The Daily Telegraph

Moulton hits out after Government belatedly clears aerospace deal

- By Julia Bradshaw

THE boss of private equity firm Better Capital has hit out at the Government for needlessly causing the collapse of a deal to sell Northern Aerospace to a Chinese buyer that would have guaranteed the future of the business.

City veteran Jon Moulton said Better Capital had wasted hundreds of thousands of pounds pursuing a sale of Durham-based Northern Aerospace to Gardner Aerospace, which is owned by Shaanxi Ligeance Mineral Resources (SLMR), a Chinese company whose principal business is mining.

The sale was derailed after Greg Clark, the Secretary of State for Business, Energy and Industrial Strategy, issued a public interest interventi­on notice on national security grounds after consulting with the Ministry of Defence.
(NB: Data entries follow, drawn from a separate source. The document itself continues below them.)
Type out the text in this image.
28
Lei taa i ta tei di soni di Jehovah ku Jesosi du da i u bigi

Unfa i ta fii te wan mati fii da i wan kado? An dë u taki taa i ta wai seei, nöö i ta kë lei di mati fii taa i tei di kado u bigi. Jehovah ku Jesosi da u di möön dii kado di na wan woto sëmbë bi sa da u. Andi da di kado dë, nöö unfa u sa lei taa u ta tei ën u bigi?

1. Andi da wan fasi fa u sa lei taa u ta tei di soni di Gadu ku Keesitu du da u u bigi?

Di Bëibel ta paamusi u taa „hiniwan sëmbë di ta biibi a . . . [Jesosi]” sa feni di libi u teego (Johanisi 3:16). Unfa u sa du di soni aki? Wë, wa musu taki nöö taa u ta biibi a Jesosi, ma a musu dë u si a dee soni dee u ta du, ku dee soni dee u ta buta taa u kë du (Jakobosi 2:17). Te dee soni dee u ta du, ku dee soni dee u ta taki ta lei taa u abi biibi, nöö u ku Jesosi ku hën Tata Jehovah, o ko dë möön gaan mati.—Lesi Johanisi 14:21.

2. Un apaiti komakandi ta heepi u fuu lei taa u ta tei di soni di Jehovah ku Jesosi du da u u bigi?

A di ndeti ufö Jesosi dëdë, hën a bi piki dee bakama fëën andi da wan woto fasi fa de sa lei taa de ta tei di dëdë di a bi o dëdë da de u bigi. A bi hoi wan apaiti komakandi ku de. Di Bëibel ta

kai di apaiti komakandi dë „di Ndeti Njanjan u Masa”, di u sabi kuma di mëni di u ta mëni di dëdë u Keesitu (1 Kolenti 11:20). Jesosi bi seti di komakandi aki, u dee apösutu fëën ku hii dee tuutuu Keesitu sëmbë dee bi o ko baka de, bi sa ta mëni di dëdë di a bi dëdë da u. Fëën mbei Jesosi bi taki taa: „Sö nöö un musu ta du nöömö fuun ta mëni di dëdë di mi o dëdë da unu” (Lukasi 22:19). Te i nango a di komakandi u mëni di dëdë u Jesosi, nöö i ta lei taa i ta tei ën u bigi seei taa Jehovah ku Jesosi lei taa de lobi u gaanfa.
That, in turn, triggered an investigat­ion by the Competitio­n and Markets Authority (CMA).

Now the CMA and the Government have both given the deal the green light after finding no competitio­n or national security concerns.

Better Capital, however, announced earlier this month that it had already pulled out of the sale to Gardner after losing patience with the Government. Mr Moulton told The Daily Telegraph: “I am rather disappoint­ed I had to waste so much of my life on it. We spent hundreds of thousands on this pointless exercise.”

He said he had “extremely limited contact” with the CMA during the course of the investigat­ion and no one from the relevant government ministries had told him what concerns there were regarding national security. Mr Moulton said he would “never say never” to a future sale to Gardner, but that the focus now was on investing in Northern Aerospace with new machinery and facilities, and re-establishi­ng a relationsh­ip with Airbus, its biggest customer. This could also lead to job changes, he added.

Gardner is itself is a former Better Capital company, having been sold to SLMR for £326m last year. Northern Aerospace makes components for airliners. The company employs 600 staff across four sites in the UK and two in Poland.

It is understood to have run into trouble after Airbus announced it would stop ordering from the company next year.

Airbus accounts for 60pc of its annual sales.